Girl Scouts fight to change a smoking law

These scouts are making a difference in Aurora.

AURORA, COLO. - Just because the next words in the story are "Girl Scouts" doesn't mean you should start thinking about cookies.

There is a Girl Scout troop in Aurora that is baking up an idea that will outlast the shelf life of your Thin Mints.

"We are working on our Silver Award project and, tonight, we would like to propose some future ordinance for not smoking in a car with a minor present," said Amelia Malchow, from Girl Scout Troop #60789 during a Sept. 25 Aurora City Council meeting.

Malchow, along with Makenna Batcho, Micaela Morrill, Julianna Martin and Sofia Aarestad came up with the idea for the ordinance while trying to earn the Silver Award.

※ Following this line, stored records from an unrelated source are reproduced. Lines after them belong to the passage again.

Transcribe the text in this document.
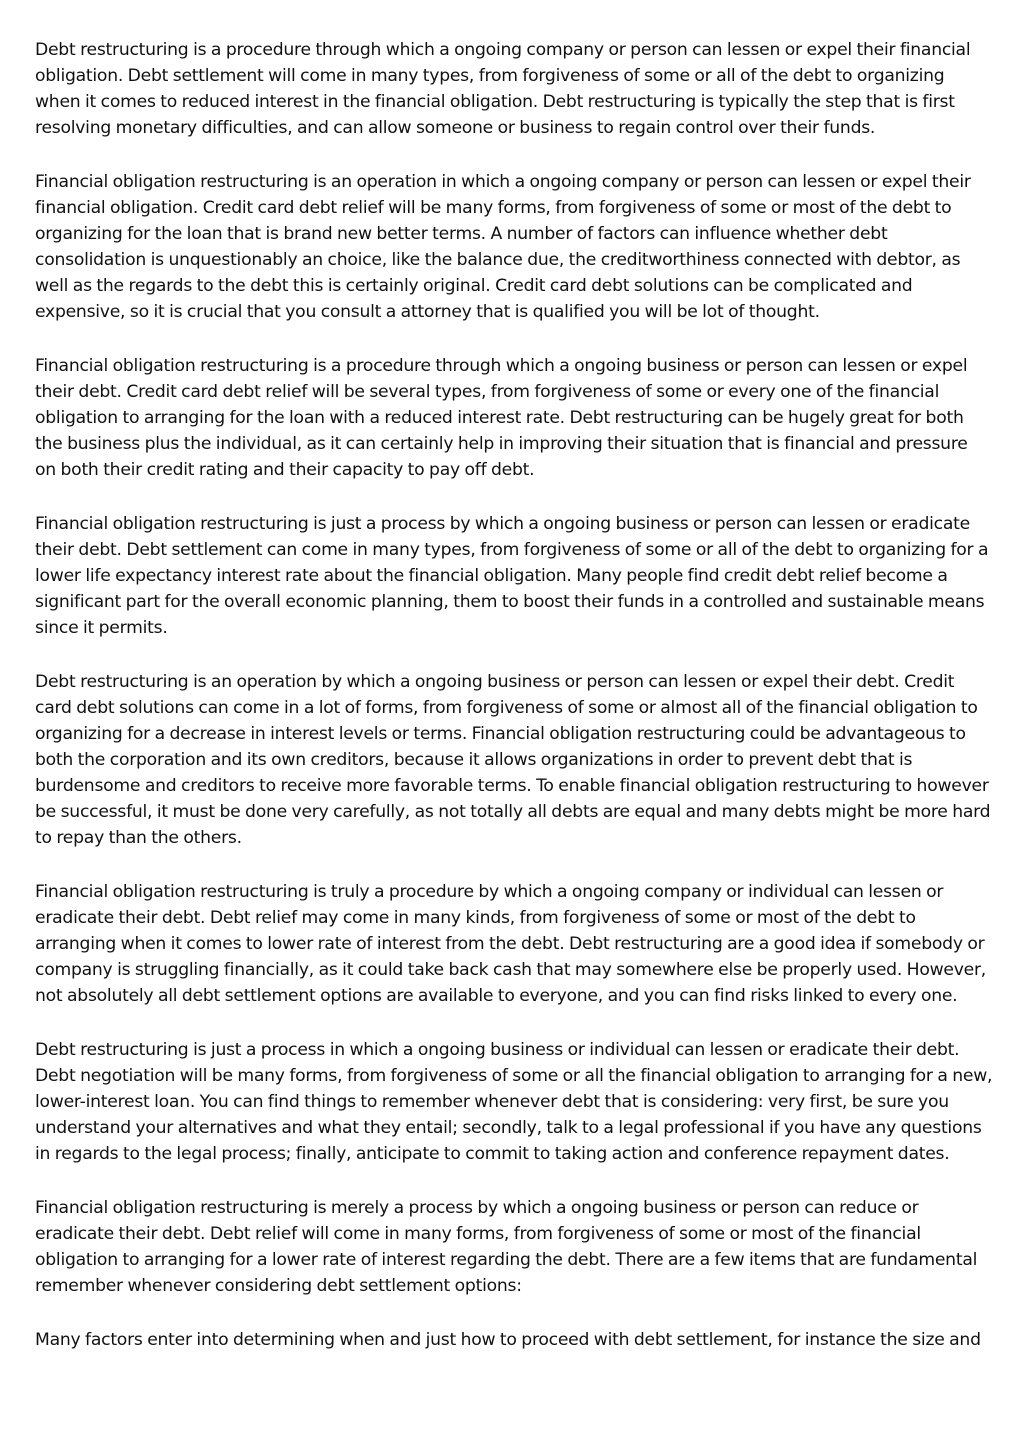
Debt restructuring is a procedure through which a ongoing company or person can lessen or expel their financial obligation. Debt settlement will come in many types, from forgiveness of some or all of the debt to organizing when it comes to reduced interest in the financial obligation. Debt restructuring is typically the step that is first resolving monetary difficulties, and can allow someone or business to regain control over their funds.

Financial obligation restructuring is an operation in which a ongoing company or person can lessen or expel their financial obligation. Credit card debt relief will be many forms, from forgiveness of some or most of the debt to organizing for the loan that is brand new better terms. A number of factors can influence whether debt consolidation is unquestionably an choice, like the balance due, the creditworthiness connected with debtor, as well as the regards to the debt this is certainly original. Credit card debt solutions can be complicated and expensive, so it is crucial that you consult a attorney that is qualified you will be lot of thought.

Financial obligation restructuring is a procedure through which a ongoing business or person can lessen or expel their debt. Credit card debt relief will be several types, from forgiveness of some or every one of the financial obligation to arranging for the loan with a reduced interest rate. Debt restructuring can be hugely great for both the business plus the individual, as it can certainly help in improving their situation that is financial and pressure on both their credit rating and their capacity to pay off debt.

Financial obligation restructuring is just a process by which a ongoing business or person can lessen or eradicate their debt. Debt settlement can come in many types, from forgiveness of some or all of the debt to organizing for a lower life expectancy interest rate about the financial obligation. Many people find credit debt relief become a significant part for the overall economic planning, them to boost their funds in a controlled and sustainable means since it permits.

Debt restructuring is an operation by which a ongoing business or person can lessen or expel their debt. Credit card debt solutions can come in a lot of forms, from forgiveness of some or almost all of the financial obligation to organizing for a decrease in interest levels or terms. Financial obligation restructuring could be advantageous to both the corporation and its own creditors, because it allows organizations in order to prevent debt that is burdensome and creditors to receive more favorable terms. To enable financial obligation restructuring to however be successful, it must be done very carefully, as not totally all debts are equal and many debts might be more hard to repay than the others.

Financial obligation restructuring is truly a procedure by which a ongoing company or individual can lessen or eradicate their debt. Debt relief may come in many kinds, from forgiveness of some or most of the debt to arranging when it comes to lower rate of interest from the debt. Debt restructuring are a good idea if somebody or company is struggling financially, as it could take back cash that may somewhere else be properly used. However, not absolutely all debt settlement options are available to everyone, and you can find risks linked to every one.

Debt restructuring is just a process in which a ongoing business or individual can lessen or eradicate their debt. Debt negotiation will be many forms, from forgiveness of some or all the financial obligation to arranging for a new, lower-interest loan. You can find things to remember whenever debt that is considering: very first, be sure you understand your alternatives and what they entail; secondly, talk to a legal professional if you have any questions in regards to the legal process; finally, anticipate to commit to taking action and conference repayment dates.

Financial obligation restructuring is merely a process by which a ongoing business or person can reduce or eradicate their debt. Debt relief will come in many forms, from forgiveness of some or most of the financial obligation to arranging for a lower rate of interest regarding the debt. There are a few items that are fundamental remember whenever considering debt settlement options:

Many factors enter into determining when and just how to proceed with debt settlement, for instance the size and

The Silver Award is given to middle school-aged Girl Scouts, who work in small groups to develop an idea that benefits the community while demonstrating knowledge of sustainability.

They're also combining the Silver Award with an effort to earn an environment badge.

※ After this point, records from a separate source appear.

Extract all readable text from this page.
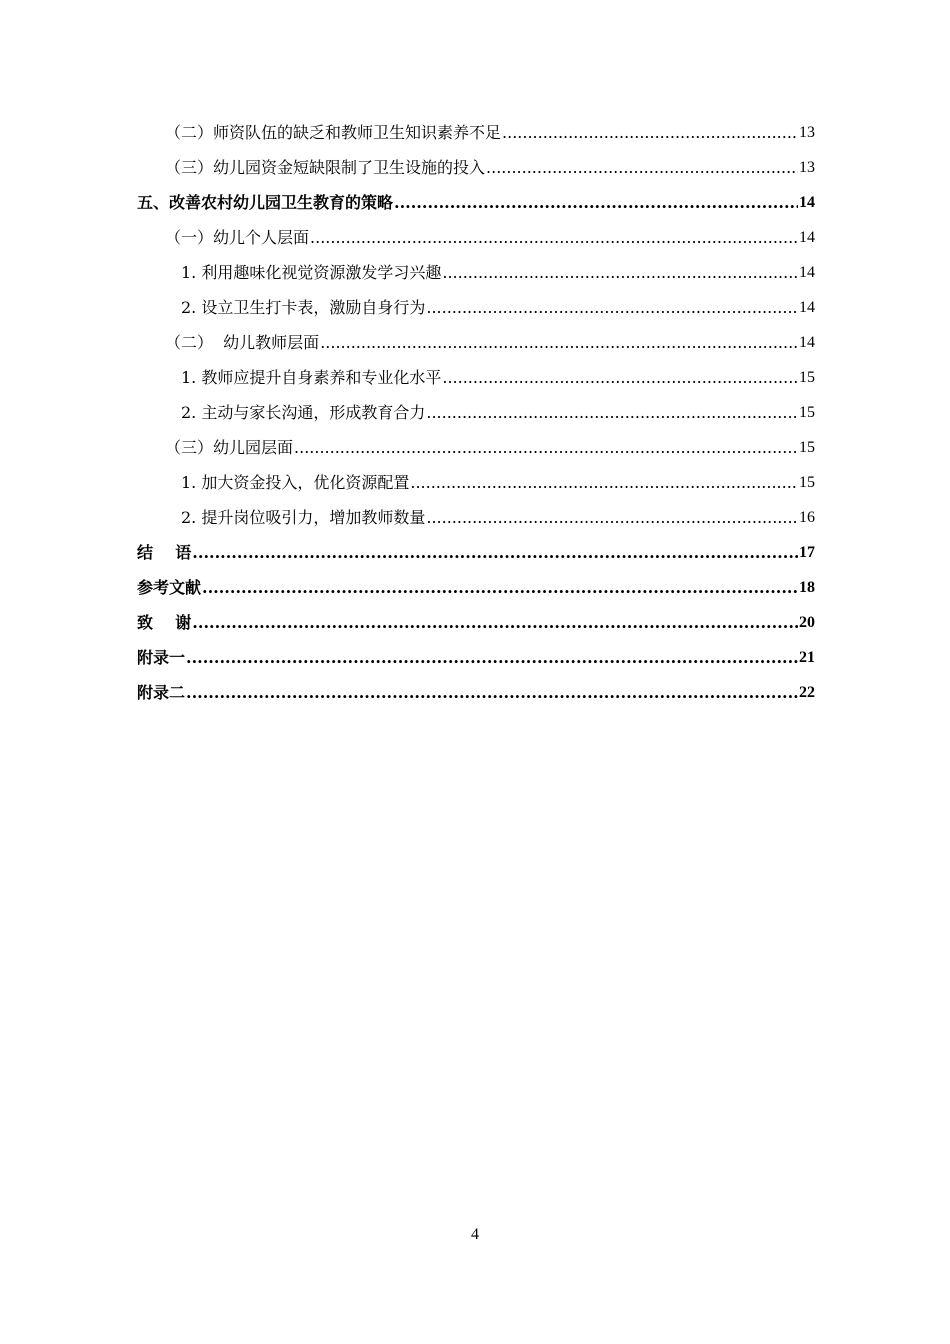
（二）师资队伍的缺乏和教师卫生知识素养不足 .....	13
（三）幼儿园资金短缺限制了卫生设施的投入 .....	13
五、改善农村幼儿园卫生教育的策略 .....	14
（一）幼儿个人层面 .....	14
1. 利用趣味化视觉资源激发学习兴趣 .....	14
2. 设立卫生打卡表，激励自身行为 .....	14
（二）  幼儿教师层面 .....	14
1. 教师应提升自身素养和专业化水平 .....	15
2. 主动与家长沟通，形成教育合力 .....	15
（三）幼儿园层面 .....	15
1. 加大资金投入，优化资源配置 .....	15
2. 提升岗位吸引力，增加教师数量 .....	16
结    语 .....	17
参考文献 .....	18
致    谢 .....	20
附录一 .....	21
附录二 .....	22
4
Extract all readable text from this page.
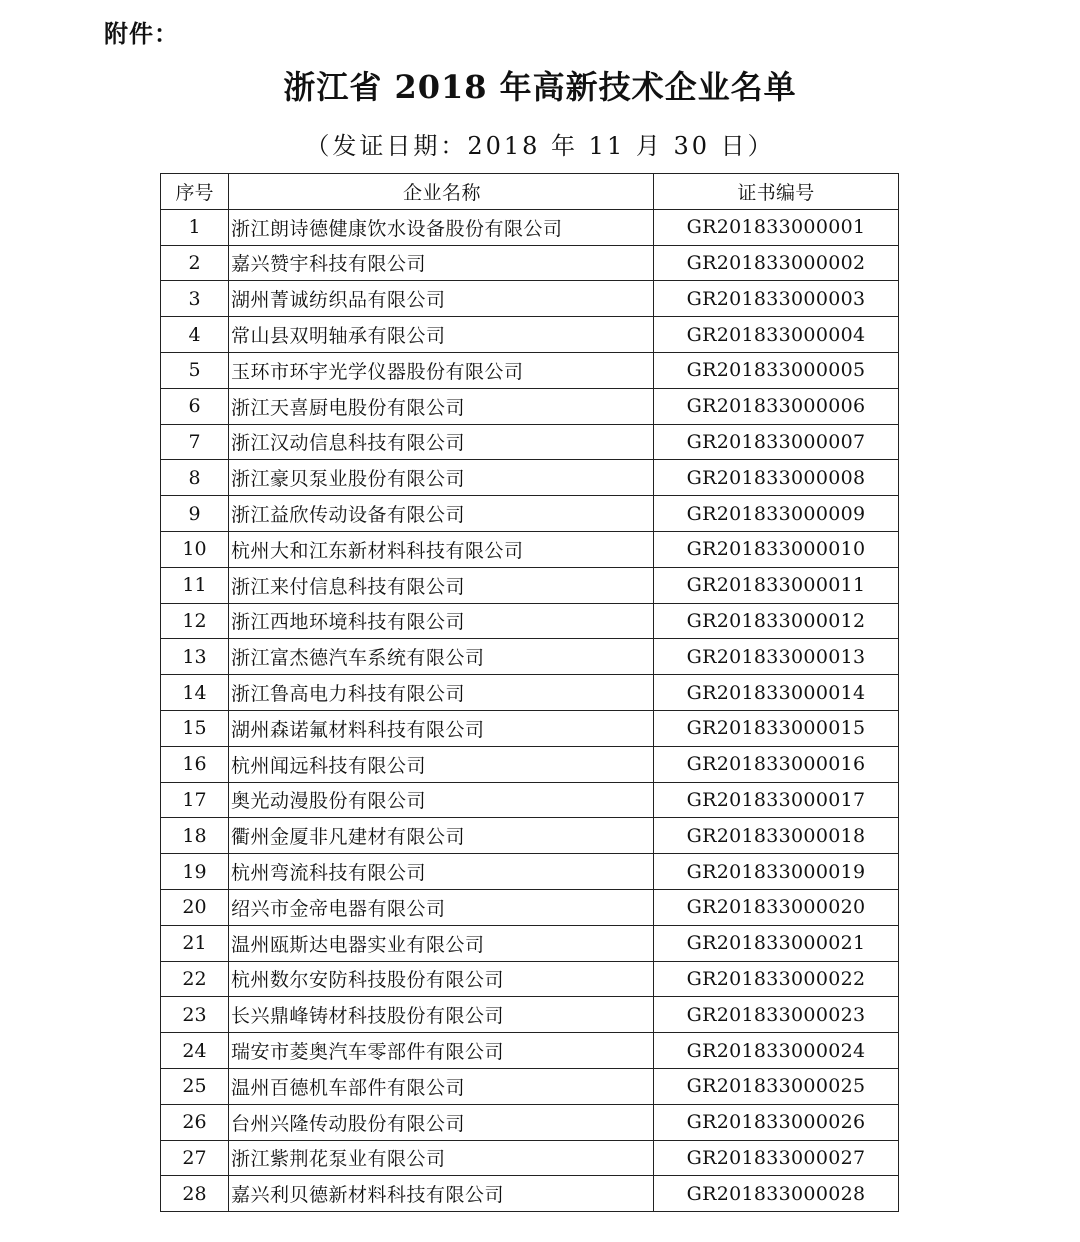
附件：
浙江省 2018 年高新技术企业名单
（发证日期：2018 年 11 月 30 日）
序号	企业名称	证书编号
1	浙江朗诗德健康饮水设备股份有限公司	GR201833000001
2	嘉兴赞宇科技有限公司	GR201833000002
3	湖州菁诚纺织品有限公司	GR201833000003
4	常山县双明轴承有限公司	GR201833000004
5	玉环市环宇光学仪器股份有限公司	GR201833000005
6	浙江天喜厨电股份有限公司	GR201833000006
7	浙江汉动信息科技有限公司	GR201833000007
8	浙江豪贝泵业股份有限公司	GR201833000008
9	浙江益欣传动设备有限公司	GR201833000009
10	杭州大和江东新材料科技有限公司	GR201833000010
11	浙江来付信息科技有限公司	GR201833000011
12	浙江西地环境科技有限公司	GR201833000012
13	浙江富杰德汽车系统有限公司	GR201833000013
14	浙江鲁高电力科技有限公司	GR201833000014
15	湖州森诺氟材料科技有限公司	GR201833000015
16	杭州闻远科技有限公司	GR201833000016
17	奥光动漫股份有限公司	GR201833000017
18	衢州金厦非凡建材有限公司	GR201833000018
19	杭州弯流科技有限公司	GR201833000019
20	绍兴市金帝电器有限公司	GR201833000020
21	温州瓯斯达电器实业有限公司	GR201833000021
22	杭州数尔安防科技股份有限公司	GR201833000022
23	长兴鼎峰铸材科技股份有限公司	GR201833000023
24	瑞安市菱奥汽车零部件有限公司	GR201833000024
25	温州百德机车部件有限公司	GR201833000025
26	台州兴隆传动股份有限公司	GR201833000026
27	浙江紫荆花泵业有限公司	GR201833000027
28	嘉兴利贝德新材料科技有限公司	GR201833000028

"We thought it was a hazard for minors to experience their guardians' smoking," said Batcho.

"It will help minors," said Malchow.

"Be more healthy," said Morrill.

"To not suffer from secondhand smoke, and it's just better for the environment," said Malchow. "The purpose of Girl Scouts is truly to help make the world a better place."

There is precedent for this type of law. Eight states have some form of it.

"It'd be cool if we could get it to the state," said Batcho.

"But it's a big accomplishment if we could just get it at city council," said Malchow.

The states that have enacted laws like this differ in how old the minor can be before it's a crime.

  • Arkansas - 13 and younger
  • California -17 and younger
  • Louisiana - 12 and younger
  • Maine - 15 and younger
  • Oregon - 17 and younger
  • Utah - 15 and younger
  • Vermont - 8 and younger
  • Virginia - 7 and younger

"It's been one of the most gratifying experiences of my service on city council," said Aurora City Councilman Charlie Richardson.

He's presenting the ordinance at the study session, but already has some changes in mind.

Right now, the law would be a primary offense, meaning officers could pull you over if they saw you smoking and suspect your passengers are younger than 18. Even the state's seat belt law requires officers to see another infraction, like speeding, before pulling you over for not wearing a seat belt.

"As part of the legislative process, I'll be working with them to possibly amend the ordinance to a secondary offense," said Richardson. "We would avoid a lot of the questions about whether it should be a reason to be pulled over in the first place."

The scouts also want the fine to be $150, as well as no less than 48 hours of community service.

"I'm going to challenge my colleagues to vote against the Girl Scouts. I hope they think twice," said Richardson.

"If we don't get it through, we'll be disappointed, but we got it this far," said Malchow.

"It'd be cool if we got it passed, but if it doesn't, we still earn (our badge and award) because we went through the process of it," said Batcho.